Hunderte Kilometer Tunnel soll die Terrorgruppe unter dem Küstenstreifen gegraben haben. Für Israels Armee nicht nur eine strategisches Problem.

Vereinzelt konnten sich Jour­na­lis­t*in­nen ein Bild des großteils geheimen Tunnelnetzwerks machen, hier eine Aufnahme aus dem vergangenen Jahr Foto: Dawoud Abo Alkas/Zuma/imago

Berlin taz | Es ist ein Albtraum für jedes Militär, auch für hochmoderne Armeen: ein weitverzweigtes Tunnelsystem unter einem Gebiet, das vielerorts so dicht besiedelt ist wie eine Stadt. Schon für sich allein wären die Tunnel der Hamas im Gazastreifen eine Herausforderung für Is­raels Armee, doch hinzu kommt noch, dass im Untergrund von Gaza die mehr als 200 Geiseln vermutet werden, die während des Hamas-Massakers am 7. Oktober verschleppt wurden.

„Stellen Sie sich Gaza vor als eine Ebene für Zivilisten und eine weitere für die Hamas“, veranschaulichte ein israelischer Armeesprecher die Lage, „wir versuchen, zu dieser zweiten Ebene zu kommen.“ Die 85-jährige Yocheved Lifschitz, eine der wenigen freigelassenen Geiseln, sprach nach ihrer Rückkehr nach Israel von einem regelrechten „Spinnennetz“, durch das sie sich in ihrer Gefangenschaft bewegen musste.
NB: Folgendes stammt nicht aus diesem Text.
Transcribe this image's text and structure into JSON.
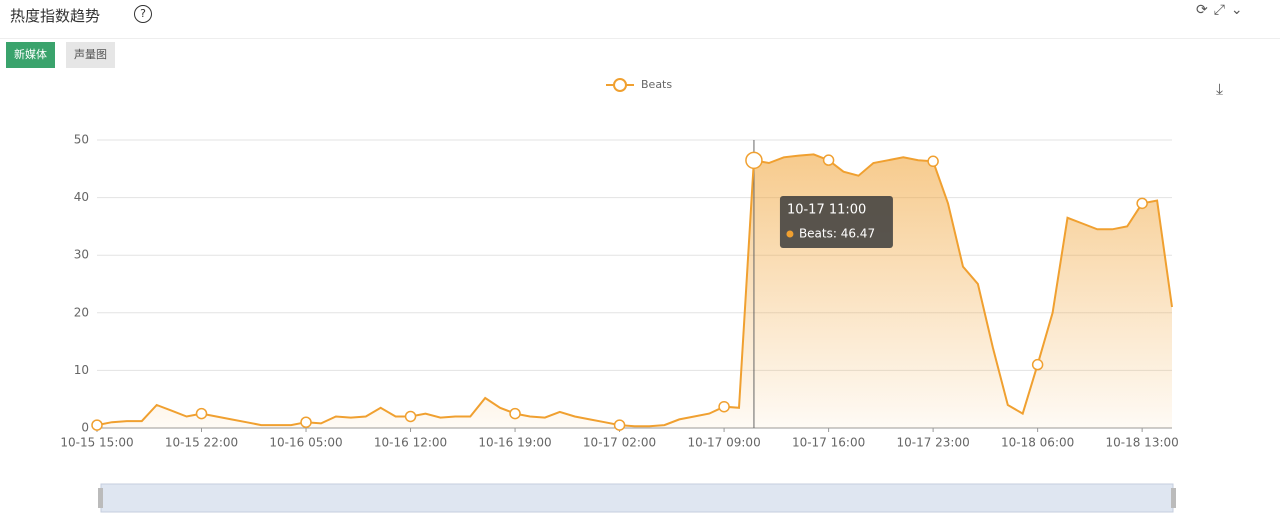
{
  "header": {
    "title": "热度指数趋势"
  },
  "tabs": [
    "新媒体",
    "声量图"
  ],
  "tooltip": {
    "title": "10-17 11:00",
    "text": "Beats: 46.47"
  },
  "chart_data": {
    "type": "line",
    "categories": [
      "10-15 15:00",
      null,
      null,
      null,
      null,
      null,
      null,
      "10-15 22:00",
      null,
      null,
      null,
      null,
      null,
      null,
      "10-16 05:00",
      null,
      null,
      null,
      null,
      null,
      null,
      "10-16 12:00",
      null,
      null,
      null,
      null,
      null,
      null,
      "10-16 19:00",
      null,
      null,
      null,
      null,
      null,
      null,
      "10-17 02:00",
      null,
      null,
      null,
      null,
      null,
      null,
      "10-17 09:00",
      null,
      null,
      null,
      null,
      null,
      null,
      "10-17 16:00",
      null,
      null,
      null,
      null,
      null,
      null,
      "10-17 23:00",
      null,
      null,
      null,
      null,
      null,
      null,
      "10-18 06:00",
      null,
      null,
      null,
      null,
      null,
      null,
      "10-18 13:00",
      null,
      null
    ],
    "series": [
      {
        "name": "Beats",
        "color": "#f0a030",
        "values": [
          0.5,
          1,
          1.2,
          1.2,
          4,
          3,
          2,
          2.5,
          2,
          1.5,
          1,
          0.5,
          0.5,
          0.5,
          1,
          0.8,
          2,
          1.8,
          2,
          3.5,
          2,
          2,
          2.5,
          1.8,
          2,
          2,
          5.2,
          3.5,
          2.5,
          2,
          1.8,
          2.8,
          2,
          1.5,
          1,
          0.5,
          0.3,
          0.3,
          0.5,
          1.5,
          2,
          2.5,
          3.7,
          3.5,
          46.47,
          46,
          47,
          47.3,
          47.5,
          46.5,
          44.5,
          43.8,
          46,
          46.5,
          47,
          46.5,
          46.3,
          39,
          28,
          25,
          14,
          4,
          2.5,
          11,
          20,
          36.5,
          35.5,
          34.5,
          34.5,
          35,
          39,
          39.5,
          21
        ]
      }
    ],
    "ylim": [
      0,
      50
    ],
    "yticks": [
      0,
      10,
      20,
      30,
      40,
      50
    ],
    "grid": true,
    "highlight_index": 44
  }
}
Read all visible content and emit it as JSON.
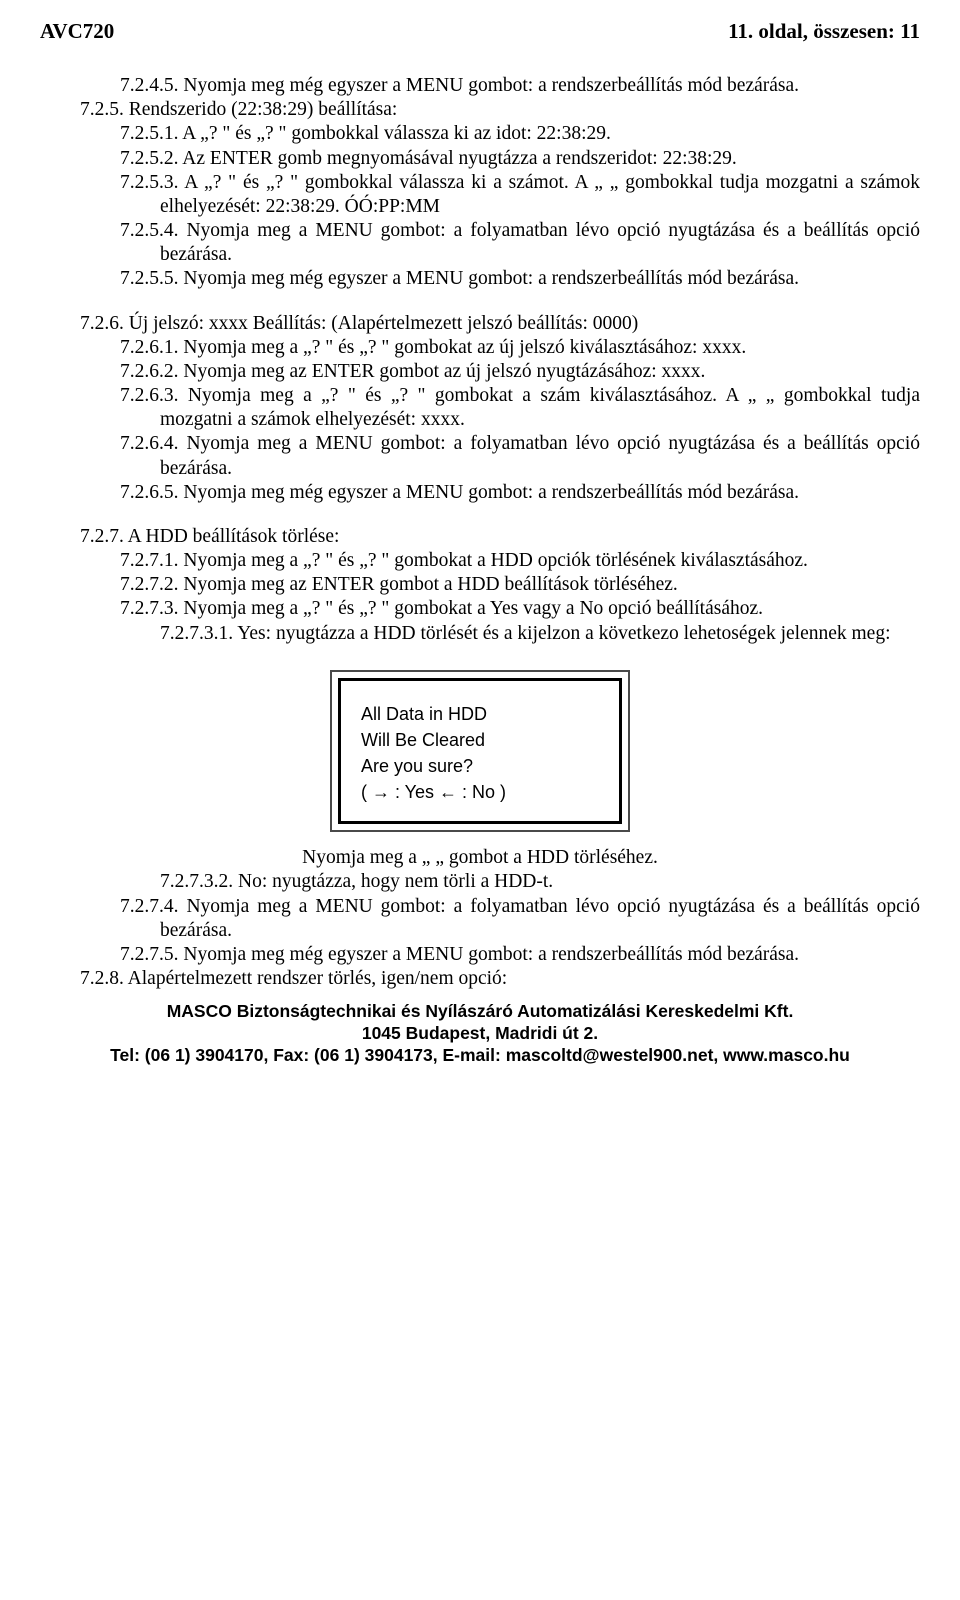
{
  "header": {
    "left": "AVC720",
    "right": "11. oldal, összesen: 11"
  },
  "p": {
    "s7245": "7.2.4.5.   Nyomja meg még egyszer a MENU gombot: a rendszerbeállítás mód bezárása.",
    "s725": "7.2.5. Rendszerido (22:38:29) beállítása:",
    "s7251": "7.2.5.1.   A „? \" és „? \" gombokkal válassza ki az idot: 22:38:29.",
    "s7252": "7.2.5.2.   Az ENTER gomb megnyomásával nyugtázza a rendszeridot: 22:38:29.",
    "s7253": "7.2.5.3.   A „? \" és „? \" gombokkal válassza ki a számot. A „ „ gombokkal tudja mozgatni a számok elhelyezését: 22:38:29. ÓÓ:PP:MM",
    "s7254": "7.2.5.4.   Nyomja meg a MENU gombot: a folyamatban lévo opció nyugtázása és a beállítás opció bezárása.",
    "s7255": "7.2.5.5.   Nyomja meg még egyszer a MENU gombot: a rendszerbeállítás mód bezárása.",
    "s726": "7.2.6. Új jelszó: xxxx Beállítás: (Alapértelmezett jelszó beállítás: 0000)",
    "s7261": "7.2.6.1.   Nyomja meg a „? \" és „? \" gombokat az új jelszó kiválasztásához: xxxx.",
    "s7262": "7.2.6.2.   Nyomja meg az ENTER gombot az új jelszó nyugtázásához: xxxx.",
    "s7263": "7.2.6.3.   Nyomja meg a „? \" és „? \" gombokat a szám kiválasztásához. A „ „ gombokkal tudja mozgatni a számok elhelyezését: xxxx.",
    "s7264": "7.2.6.4.   Nyomja meg a MENU gombot: a folyamatban lévo opció nyugtázása és a beállítás opció bezárása.",
    "s7265": "7.2.6.5.   Nyomja meg még egyszer a MENU gombot: a rendszerbeállítás mód bezárása.",
    "s727": "7.2.7. A HDD beállítások törlése:",
    "s7271": "7.2.7.1.   Nyomja meg a „? \" és „? \" gombokat a HDD opciók törlésének kiválasztásához.",
    "s7272": "7.2.7.2.   Nyomja meg az ENTER gombot a HDD beállítások törléséhez.",
    "s7273": "7.2.7.3.   Nyomja meg a „? \" és „? \" gombokat a Yes vagy a No opció beállításához.",
    "s72731": "7.2.7.3.1. Yes: nyugtázza a HDD törlését és a kijelzon a következo lehetoségek jelennek meg:",
    "dialog_l1": "All Data in HDD",
    "dialog_l2": "Will Be Cleared",
    "dialog_l3": "Are you sure?",
    "dialog_l4": "(  →  : Yes   ←  : No   )",
    "caption": "Nyomja meg a „ „ gombot a HDD törléséhez.",
    "s72732": "7.2.7.3.2. No: nyugtázza, hogy nem törli a HDD-t.",
    "s7274": "7.2.7.4.   Nyomja meg a MENU gombot: a folyamatban lévo opció nyugtázása és a beállítás opció bezárása.",
    "s7275": "7.2.7.5.   Nyomja meg még egyszer a MENU gombot: a rendszerbeállítás mód bezárása.",
    "s728": "7.2.8. Alapértelmezett rendszer törlés, igen/nem opció:"
  },
  "footer": {
    "l1": "MASCO Biztonságtechnikai és Nyílászáró Automatizálási Kereskedelmi Kft.",
    "l2": "1045 Budapest, Madridi út 2.",
    "l3": "Tel: (06 1) 3904170, Fax: (06 1) 3904173, E-mail: mascoltd@westel900.net, www.masco.hu"
  }
}
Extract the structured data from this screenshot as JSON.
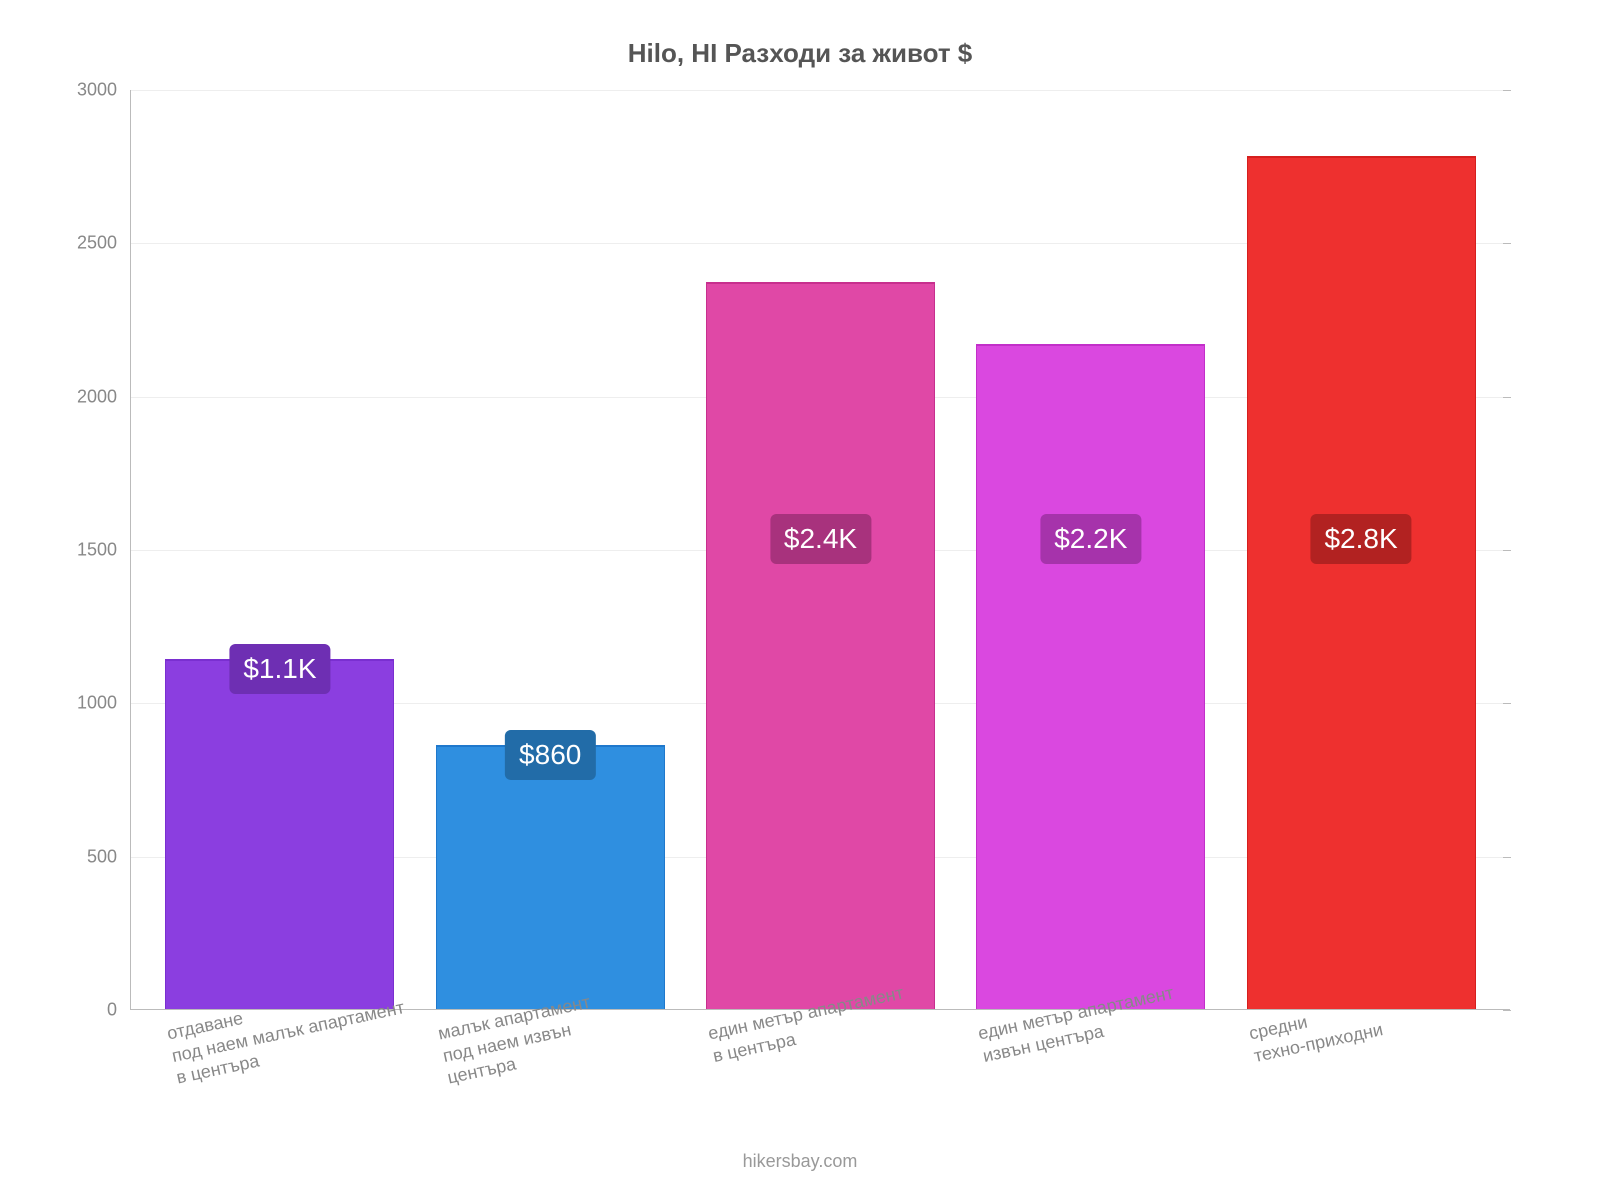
{
  "chart": {
    "type": "bar",
    "title": "Hilo, HI Разходи за живот $",
    "title_fontsize": 26,
    "title_color": "#555555",
    "background_color": "#ffffff",
    "footer": "hikersbay.com",
    "footer_fontsize": 18,
    "footer_color": "#999999",
    "ylim": [
      0,
      3000
    ],
    "ytick_step": 500,
    "yticks": [
      "0",
      "500",
      "1000",
      "1500",
      "2000",
      "2500",
      "3000"
    ],
    "tick_fontsize": 18,
    "tick_color": "#888888",
    "grid_color": "#eeeeee",
    "axis_color": "#bbbbbb",
    "bar_width_pct": 16.6,
    "gap_pct": 3.0,
    "bar_value_fontsize": 28,
    "categories": [
      {
        "label_lines": [
          "отдаване",
          "под наем малък апартамент",
          "в центъра"
        ],
        "value": 1140,
        "value_label": "$1.1K",
        "fill_color": "#8b3ee0",
        "border_color": "#7a2fd0",
        "label_bg": "#6e2fb3"
      },
      {
        "label_lines": [
          "малък апартамент",
          "под наем извън",
          "центъра"
        ],
        "value": 860,
        "value_label": "$860",
        "fill_color": "#2f8fe0",
        "border_color": "#1f78cc",
        "label_bg": "#226ca8"
      },
      {
        "label_lines": [
          "един метър апартамент",
          "в центъра"
        ],
        "value": 2370,
        "value_label": "$2.4K",
        "fill_color": "#e048a6",
        "border_color": "#c72f8e",
        "label_bg": "#a8327d"
      },
      {
        "label_lines": [
          "един метър апартамент",
          "извън центъра"
        ],
        "value": 2170,
        "value_label": "$2.2K",
        "fill_color": "#da48e0",
        "border_color": "#c22fc9",
        "label_bg": "#a633ab"
      },
      {
        "label_lines": [
          "средни",
          "техно-приходни"
        ],
        "value": 2780,
        "value_label": "$2.8K",
        "fill_color": "#ee302f",
        "border_color": "#d61f1e",
        "label_bg": "#b22221"
      }
    ],
    "x_label_fontsize": 18,
    "x_label_rotate_deg": 12,
    "value_label_y_offset_from_bottom": 420
  }
}
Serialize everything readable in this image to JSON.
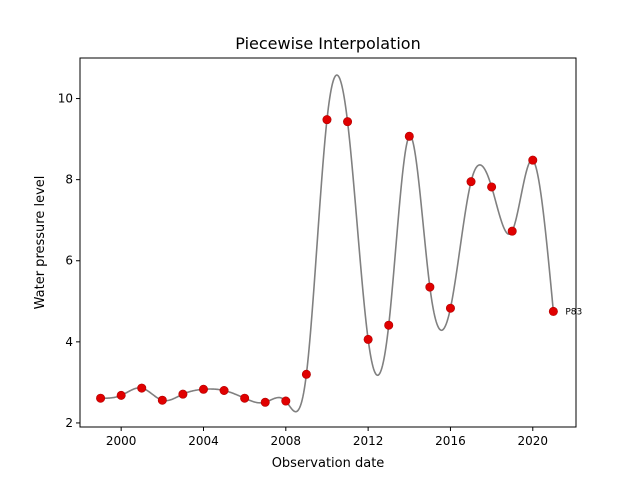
{
  "chart_data": {
    "type": "scatter",
    "title": "Piecewise Interpolation",
    "xlabel": "Observation date",
    "ylabel": "Water pressure level",
    "xlim": [
      1998.0,
      2022.1
    ],
    "ylim": [
      1.9,
      11.0
    ],
    "xticks": [
      2000,
      2004,
      2008,
      2012,
      2016,
      2020
    ],
    "yticks": [
      2,
      4,
      6,
      8,
      10
    ],
    "grid": false,
    "legend": "none",
    "curve_color": "#808080",
    "point_color": "#e00000",
    "points": [
      {
        "x": 1999,
        "y": 2.61
      },
      {
        "x": 2000,
        "y": 2.68
      },
      {
        "x": 2001,
        "y": 2.86
      },
      {
        "x": 2002,
        "y": 2.56
      },
      {
        "x": 2003,
        "y": 2.71
      },
      {
        "x": 2004,
        "y": 2.83
      },
      {
        "x": 2005,
        "y": 2.8
      },
      {
        "x": 2006,
        "y": 2.61
      },
      {
        "x": 2007,
        "y": 2.51
      },
      {
        "x": 2008,
        "y": 2.54
      },
      {
        "x": 2009,
        "y": 3.2
      },
      {
        "x": 2010,
        "y": 9.48
      },
      {
        "x": 2011,
        "y": 9.43
      },
      {
        "x": 2012,
        "y": 4.06
      },
      {
        "x": 2013,
        "y": 4.41
      },
      {
        "x": 2014,
        "y": 9.07
      },
      {
        "x": 2015,
        "y": 5.35
      },
      {
        "x": 2016,
        "y": 4.83
      },
      {
        "x": 2017,
        "y": 7.95
      },
      {
        "x": 2018,
        "y": 7.82
      },
      {
        "x": 2019,
        "y": 6.73
      },
      {
        "x": 2020,
        "y": 8.48
      },
      {
        "x": 2021,
        "y": 4.75
      }
    ],
    "annotation": {
      "text": "P83",
      "x": 2021,
      "y": 4.75
    }
  }
}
Die Zerstörung dieses Spinnennetzes ist neben der Befreiung der Geiseln eines der Hauptziele Israels im Gazastreifen, vermutlich deutlich wichtiger als die Ausschaltung von Hamas-Kämpfern. Letztere können – auch vor dem Hintergrund der beispiellosen Zerstörung und der hohen zivilen Opferzahl – leicht ersetzt werden. Die Tunnelinfrastruktur von Grund auf neu zu errichten, würde dagegen Jahre dauern, wenn nicht Jahrzehnte.

Ein asymmetrischer Krieg?

Kriegs­ex­per­t*in­nen sprechen oft von einer Asymmetrie, wenn es wie aktuell um eine Auseinandersetzung zwischen einer ultramodernen Armee mitsamt Luftwaffe und einer Terrorgruppe wie der Hamas geht, deren Schlagkraft mit der israelischen Armee nicht vergleichbar ist. Doch dabei bleibt das Tunnelnetz außer acht: „Unterirdische Kriegsführung verringert das Ungleichgewicht und macht sie für Terrorgruppen überall attraktiv“, argumentiert Daphné Richemond-Barak von der Reichman-Universität in Tel Aviv, eine der führenden Ex­per­t*in­nen für das Tunnelsystem der Hamas, in einem Artikel für Foreign Policy.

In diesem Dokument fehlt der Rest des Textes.